Les suicides au travail

Angelo Soares

Freud a bien remarqué que pour avoir une vie saine, il nous faut « aimer et travailler ». Ces deux dimensions, si importantes et centrales dans nos vies, atteignent un difficile équilibre que les transformations des Mondes du travail, au cours des 30 dernières années, fragilisent. L’organisation du travail et la gestion sont pensées pour des êtres humains hypothétiques, qui n’existent que dans les modèles théoriques des gestionnaires et des ingénieurs. Peut-on cependant aller jusqu’à commettre l’irré­parable à cause du travail  ?

L’organisation du travail, cause de suicide

Dans plusieurs pays, nous connaissons un nombre accru de suicides et de tentatives de suicide sur les lieux de travail. Plusieurs lettres laissées à la famille ou aux délégués syndicaux évoquent le «  harcèlement psychologique  », la «  surcharge de travail », le « management par la terreur », entre autres raisons organisationnelles. Certes, le suicide est un geste complexe, lié à un ensemble de causes tout aussi complexes, qui évoquent le désespoir et la souffrance. Le travail peut constituer l’une des sources d’un suicide, voire en être la principale. En France, plusieurs suicides ont été reconnus comme accidents de travail. Deux rapports d’expertise sur les suicides, dans deux entreprises françaises, mettent en cause l’organisation du travail : une néotaylorisation, la pression par les objectifs, la surcharge de travail, la pression temporelle, la dégradation du sens du travail bien fait sont identifiés comme certaines sources du problème. Les suicides au travail seraient associés aux transformations de l’organisation du travail, qui mènent à une dégradation du «  vivre ensemble  » notamment, à l’individualisation de l’évaluation de la performance et au manque de reconnaissance.

Nos recherches indiquent que l’organisation du travail peut jouer un rôle important dans les cas de suicide au travail. Parmi les dimensions organisationnelles, la surcharge de travail et le manque de cohésion du groupe ainsi que le harcèlement psychologique sont des variables prédictives des idéations suicidaires : l’individu pense qu’il serait préférable de mourir plutôt que de vivre de telles souffrances au travail. Il faut aussi considérer le fait que la souffrance au travail déstructure la vie personnelle. Par exemple, dans le cas du harcèlement psychologique, il y a souvent des séparations et des divorces. Il n’existe pas de coupure possible entre «  aimer et travailler », les souffrances au travail ont souvent un retentissement sur la «  dimension amour  » et vice versa.

Karoshi et Karojisatsu

Le « management par le stress » (ou lean production), forme d’organisation du travail originaire du Japon (modèle Toyota), vise la combinaison de différents principes  : les coupes de personnel pour «  faire plus, avec moins », la production par flux tendu, l’utilisation de la sous-traitance, le recours intensif aux nouvelles technologies de l’information, la réduction des pertes, gestes superflus et temps morts de production, des objectifs irréalisables et le contrôle de plus en plus serré du temps de travail.

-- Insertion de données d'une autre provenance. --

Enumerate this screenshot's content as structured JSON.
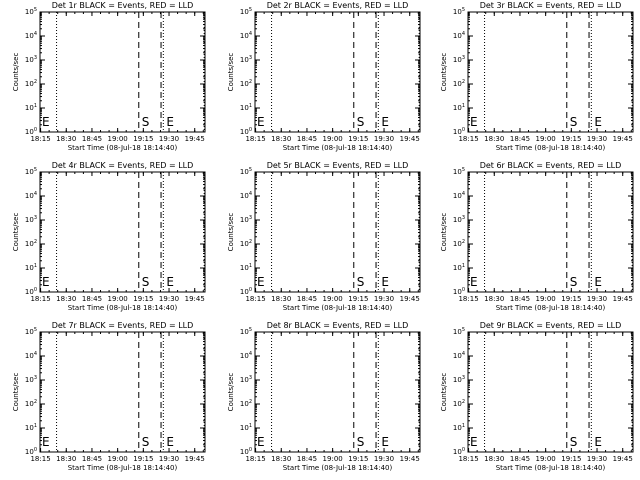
{
  "chart_data": [
    {
      "type": "line",
      "title": "Det 1r BLACK = Events, RED = LLD",
      "xlabel": "Start Time (08-Jul-18 18:14:40)",
      "ylabel": "Counts/sec",
      "xticks": [
        "18:15",
        "18:30",
        "18:45",
        "19:00",
        "19:15",
        "19:30",
        "19:45"
      ],
      "yticks_exp": [
        "0",
        "1",
        "2",
        "3",
        "4",
        "5"
      ],
      "ylim": [
        1,
        100000
      ],
      "markers": [
        {
          "label": "E",
          "x": "18:15"
        },
        {
          "label": "S",
          "x": "19:15"
        },
        {
          "label": "E",
          "x": "19:40"
        }
      ],
      "series": []
    },
    {
      "type": "line",
      "title": "Det 2r BLACK = Events, RED = LLD",
      "xlabel": "Start Time (08-Jul-18 18:14:40)",
      "ylabel": "Counts/sec",
      "xticks": [
        "18:15",
        "18:30",
        "18:45",
        "19:00",
        "19:15",
        "19:30",
        "19:45"
      ],
      "yticks_exp": [
        "0",
        "1",
        "2",
        "3",
        "4",
        "5"
      ],
      "ylim": [
        1,
        100000
      ],
      "markers": [
        {
          "label": "E",
          "x": "18:15"
        },
        {
          "label": "S",
          "x": "19:15"
        },
        {
          "label": "E",
          "x": "19:40"
        }
      ],
      "series": []
    },
    {
      "type": "line",
      "title": "Det 3r BLACK = Events, RED = LLD",
      "xlabel": "Start Time (08-Jul-18 18:14:40)",
      "ylabel": "Counts/sec",
      "xticks": [
        "18:15",
        "18:30",
        "18:45",
        "19:00",
        "19:15",
        "19:30",
        "19:45"
      ],
      "yticks_exp": [
        "0",
        "1",
        "2",
        "3",
        "4",
        "5"
      ],
      "ylim": [
        1,
        100000
      ],
      "markers": [
        {
          "label": "E",
          "x": "18:15"
        },
        {
          "label": "S",
          "x": "19:15"
        },
        {
          "label": "E",
          "x": "19:40"
        }
      ],
      "series": []
    },
    {
      "type": "line",
      "title": "Det 4r BLACK = Events, RED = LLD",
      "xlabel": "Start Time (08-Jul-18 18:14:40)",
      "ylabel": "Counts/sec",
      "xticks": [
        "18:15",
        "18:30",
        "18:45",
        "19:00",
        "19:15",
        "19:30",
        "19:45"
      ],
      "yticks_exp": [
        "0",
        "1",
        "2",
        "3",
        "4",
        "5"
      ],
      "ylim": [
        1,
        100000
      ],
      "markers": [
        {
          "label": "E",
          "x": "18:15"
        },
        {
          "label": "S",
          "x": "19:15"
        },
        {
          "label": "E",
          "x": "19:40"
        }
      ],
      "series": []
    },
    {
      "type": "line",
      "title": "Det 5r BLACK = Events, RED = LLD",
      "xlabel": "Start Time (08-Jul-18 18:14:40)",
      "ylabel": "Counts/sec",
      "xticks": [
        "18:15",
        "18:30",
        "18:45",
        "19:00",
        "19:15",
        "19:30",
        "19:45"
      ],
      "yticks_exp": [
        "0",
        "1",
        "2",
        "3",
        "4",
        "5"
      ],
      "ylim": [
        1,
        100000
      ],
      "markers": [
        {
          "label": "E",
          "x": "18:15"
        },
        {
          "label": "S",
          "x": "19:15"
        },
        {
          "label": "E",
          "x": "19:40"
        }
      ],
      "series": []
    },
    {
      "type": "line",
      "title": "Det 6r BLACK = Events, RED = LLD",
      "xlabel": "Start Time (08-Jul-18 18:14:40)",
      "ylabel": "Counts/sec",
      "xticks": [
        "18:15",
        "18:30",
        "18:45",
        "19:00",
        "19:15",
        "19:30",
        "19:45"
      ],
      "yticks_exp": [
        "0",
        "1",
        "2",
        "3",
        "4",
        "5"
      ],
      "ylim": [
        1,
        100000
      ],
      "markers": [
        {
          "label": "E",
          "x": "18:15"
        },
        {
          "label": "S",
          "x": "19:15"
        },
        {
          "label": "E",
          "x": "19:40"
        }
      ],
      "series": []
    },
    {
      "type": "line",
      "title": "Det 7r BLACK = Events, RED = LLD",
      "xlabel": "Start Time (08-Jul-18 18:14:40)",
      "ylabel": "Counts/sec",
      "xticks": [
        "18:15",
        "18:30",
        "18:45",
        "19:00",
        "19:15",
        "19:30",
        "19:45"
      ],
      "yticks_exp": [
        "0",
        "1",
        "2",
        "3",
        "4",
        "5"
      ],
      "ylim": [
        1,
        100000
      ],
      "markers": [
        {
          "label": "E",
          "x": "18:15"
        },
        {
          "label": "S",
          "x": "19:15"
        },
        {
          "label": "E",
          "x": "19:40"
        }
      ],
      "series": []
    },
    {
      "type": "line",
      "title": "Det 8r BLACK = Events, RED = LLD",
      "xlabel": "Start Time (08-Jul-18 18:14:40)",
      "ylabel": "Counts/sec",
      "xticks": [
        "18:15",
        "18:30",
        "18:45",
        "19:00",
        "19:15",
        "19:30",
        "19:45"
      ],
      "yticks_exp": [
        "0",
        "1",
        "2",
        "3",
        "4",
        "5"
      ],
      "ylim": [
        1,
        100000
      ],
      "markers": [
        {
          "label": "E",
          "x": "18:15"
        },
        {
          "label": "S",
          "x": "19:15"
        },
        {
          "label": "E",
          "x": "19:40"
        }
      ],
      "series": []
    },
    {
      "type": "line",
      "title": "Det 9r BLACK = Events, RED = LLD",
      "xlabel": "Start Time (08-Jul-18 18:14:40)",
      "ylabel": "Counts/sec",
      "xticks": [
        "18:15",
        "18:30",
        "18:45",
        "19:00",
        "19:15",
        "19:30",
        "19:45"
      ],
      "yticks_exp": [
        "0",
        "1",
        "2",
        "3",
        "4",
        "5"
      ],
      "ylim": [
        1,
        100000
      ],
      "markers": [
        {
          "label": "E",
          "x": "18:15"
        },
        {
          "label": "S",
          "x": "19:15"
        },
        {
          "label": "E",
          "x": "19:40"
        }
      ],
      "series": []
    }
  ],
  "style": {
    "axis_color": "#000000",
    "background": "#ffffff",
    "events_color": "#000000",
    "lld_color": "#ff0000",
    "y_scale": "log",
    "y_base": "10"
  }
}
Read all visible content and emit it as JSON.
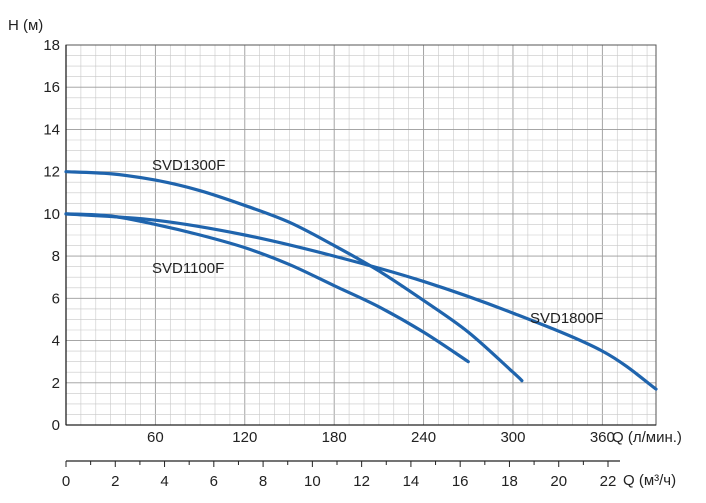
{
  "chart_data": {
    "type": "line",
    "ylabel": "H (м)",
    "xlabel": "Q (л/мин.)",
    "x2label": "Q (м³/ч)",
    "ylim": [
      0,
      18
    ],
    "xlim": [
      0,
      396
    ],
    "yticks": [
      0,
      2,
      4,
      6,
      8,
      10,
      12,
      14,
      16,
      18
    ],
    "xticks": [
      60,
      120,
      180,
      240,
      300,
      360
    ],
    "x2ticks": [
      0,
      2,
      4,
      6,
      8,
      10,
      12,
      14,
      16,
      18,
      20,
      22
    ],
    "grid": true,
    "colors": {
      "curve": "#1f64ad",
      "grid": "#c8c8c8",
      "axis": "#222222"
    },
    "series": [
      {
        "name": "SVD1100F",
        "x": [
          0,
          30,
          60,
          90,
          120,
          150,
          180,
          210,
          240,
          270
        ],
        "y": [
          10.0,
          9.9,
          9.5,
          9.0,
          8.4,
          7.6,
          6.6,
          5.6,
          4.4,
          3.0
        ]
      },
      {
        "name": "SVD1300F",
        "x": [
          0,
          30,
          60,
          90,
          120,
          150,
          180,
          210,
          240,
          270,
          300,
          306
        ],
        "y": [
          12.0,
          11.9,
          11.6,
          11.1,
          10.4,
          9.6,
          8.5,
          7.3,
          5.9,
          4.4,
          2.5,
          2.1
        ]
      },
      {
        "name": "SVD1800F",
        "x": [
          0,
          60,
          120,
          180,
          240,
          300,
          360,
          396
        ],
        "y": [
          10.0,
          9.7,
          9.0,
          8.0,
          6.8,
          5.3,
          3.5,
          1.7
        ]
      }
    ],
    "series_labels": [
      {
        "text": "SVD1300F"
      },
      {
        "text": "SVD1100F"
      },
      {
        "text": "SVD1800F"
      }
    ]
  }
}
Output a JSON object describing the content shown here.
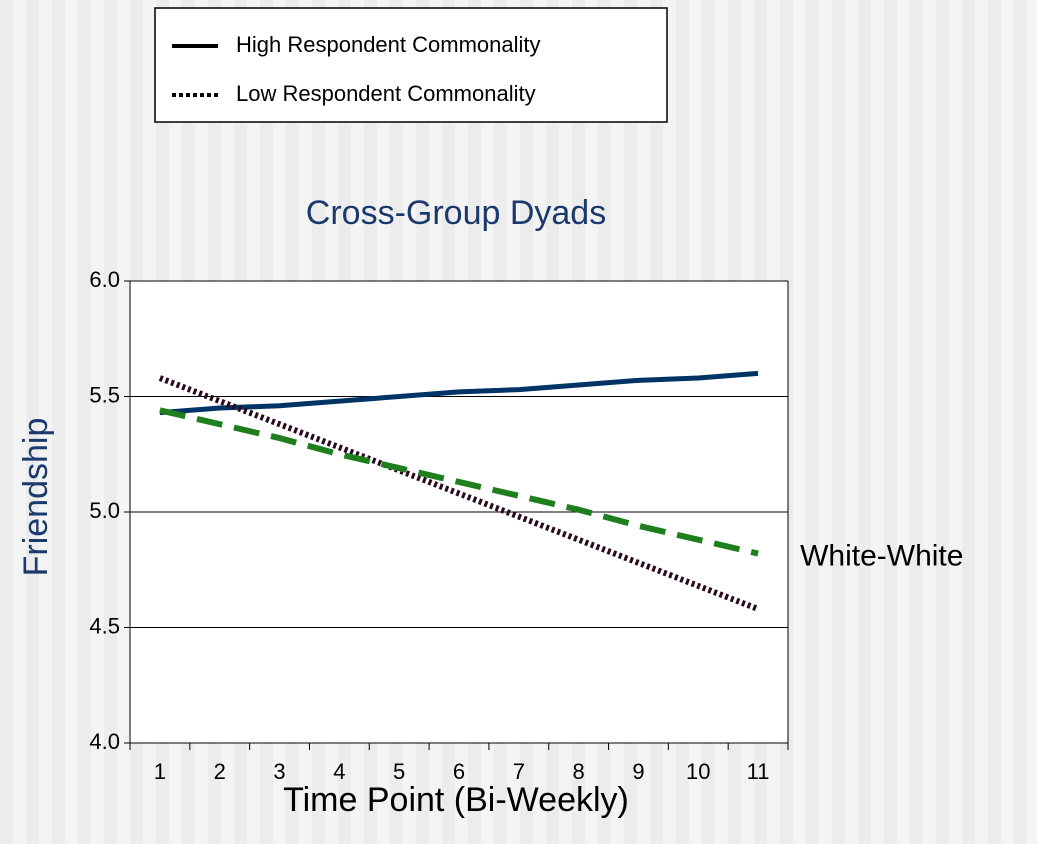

Au Japon, cette forme d’organisation du travail génère des conséquences destructrices, comme le Karoshi – mort par surtravail – et le Karojisatsu – suicide causé par le stress au travail. La pression pour une performance sans faille, à tout prix, devient insupportable.

Déni de responsabilité

Les conséquences d’un suicide sont dévastatrices à tous les niveaux. Les entreprises sous-estiment encore l’impact du problème. Il est rare qu’une organisation ait un plan d’action pour faire face à un suicide. La réaction de fuite et le déni renvoient toujours à une individualisation du problème où la direction (et parfois même le syndicat) essaye d’identifier une «  fragilité individuelle » comme étant la cause du suicide, tout en refusant d’accepter la part de responsabilité de l’organisation du travail dans cette violence. Cette absence de réaction organisationnelle face au suicide peut conduire à une dégradation supplémentaire du climat de travail, des rapports sociaux au travail et de la cohésion sociale et, par conséquent, peut contribuer à augmenter le risque de passage à l’acte.

Verres de cristal

Pour conclure, rappelons une belle métaphore de Freud, comparant l’être humain à un verre de cristal. Comme les verres de cristal, d’une part, nous avons les mêmes fonctions et nous nous ressemblons, et d’autre part, nous avons tous une composition unique comportant tensions, fragilités, impuretés, etc. Ainsi, comme un verre de cristal, qu’on laisse tomber par accident, nous allons tous briser différemment. Cependant, aujourd’hui la pression provenant de l’organisation du travail et des modèles de gestion et agissant sur nos verres de cristal est tellement grande que, peu importe le verre, il finira par éclater en milliers de morceaux, ce n’est qu’une question de temps.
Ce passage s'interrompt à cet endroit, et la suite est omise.